Liquidmetal has been working with many of the major medical device companies in the United States, with several prototype parts assembled into surgical equipment.
These are the parts at the end of the instrument that are interfacing with human tissue during a surgery. They need to be strong and durable to perform their task and they have intricate features requiring high precision. Examples of these parts are Jaws, Staple Anvils, and Clip Appliers. When used in minimally invasive surgeries, they enter the body through incisions as small as 5mm, so these are powerful parts in a small package.
Designers come to us looking for an alternative method of manufacturing these components to reduce cost. Common methods they want to replace are CNC Machining and Powder Metal Injection Molding (MIM). CNC machining is very costly and time consuming. MIM parts can be inconsistent and many times they need extensive machining to meet specification after molding. The precision of Liquidmetal injection molding can reduce or eliminate costly CNC processes and provide the features you need directly from the mold.

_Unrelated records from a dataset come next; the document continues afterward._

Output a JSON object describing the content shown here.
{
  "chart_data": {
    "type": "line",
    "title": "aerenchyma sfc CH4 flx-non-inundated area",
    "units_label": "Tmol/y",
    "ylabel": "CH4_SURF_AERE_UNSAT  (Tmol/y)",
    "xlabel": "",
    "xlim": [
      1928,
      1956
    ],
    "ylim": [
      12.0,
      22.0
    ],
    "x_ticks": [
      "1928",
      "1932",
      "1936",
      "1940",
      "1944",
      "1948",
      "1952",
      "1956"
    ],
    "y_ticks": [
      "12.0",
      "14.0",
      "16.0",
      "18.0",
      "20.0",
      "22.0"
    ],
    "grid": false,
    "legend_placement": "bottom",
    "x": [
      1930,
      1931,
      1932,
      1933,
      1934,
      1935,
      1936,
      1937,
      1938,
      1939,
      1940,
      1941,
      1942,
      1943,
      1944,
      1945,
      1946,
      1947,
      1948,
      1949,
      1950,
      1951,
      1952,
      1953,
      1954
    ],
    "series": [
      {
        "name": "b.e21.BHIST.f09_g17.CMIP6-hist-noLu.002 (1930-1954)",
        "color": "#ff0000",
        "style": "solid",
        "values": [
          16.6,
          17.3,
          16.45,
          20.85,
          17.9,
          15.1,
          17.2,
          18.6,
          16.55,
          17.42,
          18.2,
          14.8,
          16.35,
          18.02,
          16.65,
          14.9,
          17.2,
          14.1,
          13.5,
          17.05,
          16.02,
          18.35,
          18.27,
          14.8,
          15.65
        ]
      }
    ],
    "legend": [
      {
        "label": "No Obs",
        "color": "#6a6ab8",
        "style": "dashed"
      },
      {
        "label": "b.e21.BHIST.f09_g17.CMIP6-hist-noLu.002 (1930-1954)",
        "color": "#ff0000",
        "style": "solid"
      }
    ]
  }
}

Liquidmetal also has the mechanical properties to meet and exceed the performance of materials that are commonly used today. It is stronger and harder than both Stainless Steel and Titanium, and it has these properties right out of the mold, without heat treating. Liquidmetal also molds with a smooth surface finish, so additional polishing or coatings are not necessary.

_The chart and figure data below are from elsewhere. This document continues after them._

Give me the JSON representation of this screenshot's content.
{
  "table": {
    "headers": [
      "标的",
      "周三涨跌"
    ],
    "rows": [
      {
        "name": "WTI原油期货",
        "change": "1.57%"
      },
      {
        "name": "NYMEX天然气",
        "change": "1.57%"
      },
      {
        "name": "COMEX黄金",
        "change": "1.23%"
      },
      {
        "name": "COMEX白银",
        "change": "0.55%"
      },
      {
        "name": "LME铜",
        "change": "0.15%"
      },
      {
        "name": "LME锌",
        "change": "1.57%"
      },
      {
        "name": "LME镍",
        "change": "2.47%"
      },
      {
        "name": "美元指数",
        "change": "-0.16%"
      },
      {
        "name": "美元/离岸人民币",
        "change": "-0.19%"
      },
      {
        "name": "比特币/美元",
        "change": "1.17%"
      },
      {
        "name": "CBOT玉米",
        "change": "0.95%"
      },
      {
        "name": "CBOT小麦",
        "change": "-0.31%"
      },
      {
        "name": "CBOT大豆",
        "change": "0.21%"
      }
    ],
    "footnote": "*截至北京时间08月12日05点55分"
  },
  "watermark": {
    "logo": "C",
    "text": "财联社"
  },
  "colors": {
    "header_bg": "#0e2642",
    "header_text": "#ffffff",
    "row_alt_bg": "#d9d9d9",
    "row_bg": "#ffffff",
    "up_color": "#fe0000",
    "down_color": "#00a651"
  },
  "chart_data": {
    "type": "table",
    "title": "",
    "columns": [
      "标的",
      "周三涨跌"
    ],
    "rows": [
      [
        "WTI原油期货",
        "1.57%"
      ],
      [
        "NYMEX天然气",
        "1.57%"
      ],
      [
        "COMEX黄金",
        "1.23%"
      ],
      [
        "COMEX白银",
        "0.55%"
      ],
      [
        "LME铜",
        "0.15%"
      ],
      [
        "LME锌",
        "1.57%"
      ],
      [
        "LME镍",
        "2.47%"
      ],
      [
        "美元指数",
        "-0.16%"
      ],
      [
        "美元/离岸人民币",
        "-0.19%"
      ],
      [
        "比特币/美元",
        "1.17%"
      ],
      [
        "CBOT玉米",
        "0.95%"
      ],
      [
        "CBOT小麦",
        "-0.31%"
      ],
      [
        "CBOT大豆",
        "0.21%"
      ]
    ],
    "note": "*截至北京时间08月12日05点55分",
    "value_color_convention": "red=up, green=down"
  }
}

Non tissue contacting components within the handle of a device are also good candidate parts for Liquidmetal. Compact strength is needed in a tight package for levers, gears, and rack and pinons. With Liquidmetal, you can mold levers within the contoured geometry of a handle to fit the form of an aesthetically pleasing hand. Gear teeth can be molded directly into a drive mechanism without any complicated machining, and the surface finish is so good, that you can avoid grinding, polishing or coatings to get a nice smooth and predictable function.
Molding with Liquidmetal also allows you to combine multiple parts into one. Let’s say you need a pinion. Rather than making a gear and press fitting a pin into it, you can mold both components together to improve the strength and improve the precision of its concentricity. It’s not uncommon to replace a plastic part either to increase the strength and durability.
Bezels and Housing
Liquidmetal is more durable and cosmetically pleasing than a molded plastic. It can be molded into complex contoured geometries like a plastic, and it cannot be dented. That is a feature of being an amorphous metal. Liquidmetal is also very hard, which is desirable for scratch resistance. It is a non-magnetic alloy, making it suitable for use in an MRI environment.
There is also a big advantage to molding housings that contain electronics and optical components. These housings would be very expensive to machine out of a block of raw material. Liquidmetal can mold all the features in one step with the precision to properly align to mating components. Liquidmetal can also be over-molded with plastic and Silicon for applications that have such requirements.